By this time, Tu’s little girl was around 4 and had been joined by three others, two boys and another girl. After the villagers began to operate for the VC, Military Intelligence soon figured out the origins of the unit. Tu and a few other women were working in the fields one day while the men were “away”. They first heard the sound of an airplane approaching them. It was a flight of old Douglas A-1 Skyraiders, but they had no idea. Two of the aircraft peeled off and made a run on the village. A few bombs were dropped that mostly landed in the rice paddies. Mostly… Tu ran over the small hill toward her hooch, her home and her children… but there was nothing there but a burning hole in the ground. There was nothing to bury. Her four children, aged 4, 3, 2 and 6 months were obliterated as if they had never existed.

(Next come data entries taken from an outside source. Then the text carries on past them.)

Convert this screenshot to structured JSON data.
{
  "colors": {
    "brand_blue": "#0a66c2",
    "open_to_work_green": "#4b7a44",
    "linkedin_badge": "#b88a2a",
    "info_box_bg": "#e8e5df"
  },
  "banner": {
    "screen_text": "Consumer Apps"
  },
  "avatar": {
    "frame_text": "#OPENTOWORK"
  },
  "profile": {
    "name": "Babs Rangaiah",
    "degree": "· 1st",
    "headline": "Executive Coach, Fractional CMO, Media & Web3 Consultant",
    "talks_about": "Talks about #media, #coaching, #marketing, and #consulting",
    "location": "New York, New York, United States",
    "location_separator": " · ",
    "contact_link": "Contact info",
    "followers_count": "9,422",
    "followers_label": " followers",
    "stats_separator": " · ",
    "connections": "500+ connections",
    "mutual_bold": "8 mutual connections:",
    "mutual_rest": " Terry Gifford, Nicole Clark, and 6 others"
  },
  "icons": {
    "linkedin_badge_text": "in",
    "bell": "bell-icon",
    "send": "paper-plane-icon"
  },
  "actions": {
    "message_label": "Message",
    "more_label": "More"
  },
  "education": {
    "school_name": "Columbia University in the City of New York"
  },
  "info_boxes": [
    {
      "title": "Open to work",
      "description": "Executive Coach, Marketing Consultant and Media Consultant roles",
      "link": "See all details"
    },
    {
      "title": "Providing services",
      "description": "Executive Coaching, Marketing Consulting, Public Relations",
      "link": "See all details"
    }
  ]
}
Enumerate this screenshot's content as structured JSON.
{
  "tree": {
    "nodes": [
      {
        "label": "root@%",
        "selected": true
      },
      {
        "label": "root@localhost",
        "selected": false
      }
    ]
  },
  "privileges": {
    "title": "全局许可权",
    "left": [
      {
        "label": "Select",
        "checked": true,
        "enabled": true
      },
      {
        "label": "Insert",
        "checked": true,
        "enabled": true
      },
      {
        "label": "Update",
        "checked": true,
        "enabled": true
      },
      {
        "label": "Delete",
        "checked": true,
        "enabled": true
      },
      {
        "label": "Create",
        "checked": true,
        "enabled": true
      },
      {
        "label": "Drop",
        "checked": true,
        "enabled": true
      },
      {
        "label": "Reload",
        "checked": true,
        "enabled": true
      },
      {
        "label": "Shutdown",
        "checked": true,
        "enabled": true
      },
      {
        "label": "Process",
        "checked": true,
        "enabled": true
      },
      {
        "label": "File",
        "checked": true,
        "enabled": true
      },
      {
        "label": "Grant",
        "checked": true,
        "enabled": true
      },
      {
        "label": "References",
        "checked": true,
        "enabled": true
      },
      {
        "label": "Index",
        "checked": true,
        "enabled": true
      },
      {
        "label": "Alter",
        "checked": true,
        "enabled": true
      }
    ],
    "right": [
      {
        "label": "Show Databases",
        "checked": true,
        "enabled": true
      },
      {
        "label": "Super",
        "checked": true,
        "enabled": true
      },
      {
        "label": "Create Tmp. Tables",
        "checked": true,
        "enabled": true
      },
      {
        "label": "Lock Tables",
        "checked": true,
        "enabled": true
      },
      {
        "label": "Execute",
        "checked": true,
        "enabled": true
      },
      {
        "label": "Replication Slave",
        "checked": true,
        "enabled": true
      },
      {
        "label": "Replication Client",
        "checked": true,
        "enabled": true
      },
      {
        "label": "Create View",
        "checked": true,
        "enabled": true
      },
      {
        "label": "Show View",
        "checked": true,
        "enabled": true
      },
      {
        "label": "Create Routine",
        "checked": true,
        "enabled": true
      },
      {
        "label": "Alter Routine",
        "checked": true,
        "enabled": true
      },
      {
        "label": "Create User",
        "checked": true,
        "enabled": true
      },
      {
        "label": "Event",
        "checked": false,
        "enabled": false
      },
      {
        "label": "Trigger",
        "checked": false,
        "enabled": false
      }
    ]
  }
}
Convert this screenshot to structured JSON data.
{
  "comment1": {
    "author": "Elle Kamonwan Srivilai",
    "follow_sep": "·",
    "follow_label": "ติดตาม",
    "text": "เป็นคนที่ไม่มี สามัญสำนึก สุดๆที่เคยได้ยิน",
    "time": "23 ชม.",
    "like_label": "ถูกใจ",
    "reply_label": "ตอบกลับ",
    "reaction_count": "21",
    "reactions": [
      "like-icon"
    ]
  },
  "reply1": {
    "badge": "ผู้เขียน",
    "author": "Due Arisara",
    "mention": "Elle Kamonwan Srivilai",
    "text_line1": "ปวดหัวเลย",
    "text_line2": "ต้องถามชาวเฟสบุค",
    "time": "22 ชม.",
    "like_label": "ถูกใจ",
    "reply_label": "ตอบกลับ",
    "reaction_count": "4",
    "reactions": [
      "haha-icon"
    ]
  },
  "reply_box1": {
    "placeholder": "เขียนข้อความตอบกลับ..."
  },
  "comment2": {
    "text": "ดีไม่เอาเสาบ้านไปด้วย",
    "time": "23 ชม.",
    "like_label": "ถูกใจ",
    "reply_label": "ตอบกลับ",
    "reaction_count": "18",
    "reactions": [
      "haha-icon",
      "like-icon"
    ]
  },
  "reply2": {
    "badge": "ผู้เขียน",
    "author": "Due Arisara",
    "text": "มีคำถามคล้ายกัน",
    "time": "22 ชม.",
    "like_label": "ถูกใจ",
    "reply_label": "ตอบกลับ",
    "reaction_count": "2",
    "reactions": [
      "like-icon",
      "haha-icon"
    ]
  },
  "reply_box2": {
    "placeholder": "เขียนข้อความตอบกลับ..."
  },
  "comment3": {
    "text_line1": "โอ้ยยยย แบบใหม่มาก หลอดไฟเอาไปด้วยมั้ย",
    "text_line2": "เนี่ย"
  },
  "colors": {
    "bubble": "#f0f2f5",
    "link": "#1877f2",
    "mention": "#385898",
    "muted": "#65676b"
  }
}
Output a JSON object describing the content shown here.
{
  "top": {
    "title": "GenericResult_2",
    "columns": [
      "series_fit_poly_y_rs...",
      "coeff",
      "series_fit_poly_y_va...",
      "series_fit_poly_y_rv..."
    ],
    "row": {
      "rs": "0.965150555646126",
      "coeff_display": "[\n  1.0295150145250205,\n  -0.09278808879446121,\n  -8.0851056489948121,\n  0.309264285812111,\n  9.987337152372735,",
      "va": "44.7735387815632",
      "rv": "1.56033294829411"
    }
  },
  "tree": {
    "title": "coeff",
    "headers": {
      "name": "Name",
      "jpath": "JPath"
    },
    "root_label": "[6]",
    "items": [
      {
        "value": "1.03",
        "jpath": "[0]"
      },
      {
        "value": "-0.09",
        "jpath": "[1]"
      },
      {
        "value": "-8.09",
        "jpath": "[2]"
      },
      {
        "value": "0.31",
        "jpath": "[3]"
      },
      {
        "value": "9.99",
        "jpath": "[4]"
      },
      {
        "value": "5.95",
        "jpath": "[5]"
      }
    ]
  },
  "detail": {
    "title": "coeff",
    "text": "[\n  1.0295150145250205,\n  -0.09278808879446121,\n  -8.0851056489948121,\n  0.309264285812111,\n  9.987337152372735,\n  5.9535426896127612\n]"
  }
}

There is a place in the village. A small bridge that runs over a stream and one side of the bridge rail faces a hill. It is on this hill that very young children and lost loved ones are said to reside. To this day, you will see funeral offerings placed there as villagers pray for their lost children or for grandfathers, fathers , brothers and uncles who went out to fight and never returned. Tu visits there often. She doesn’t cry… anymore.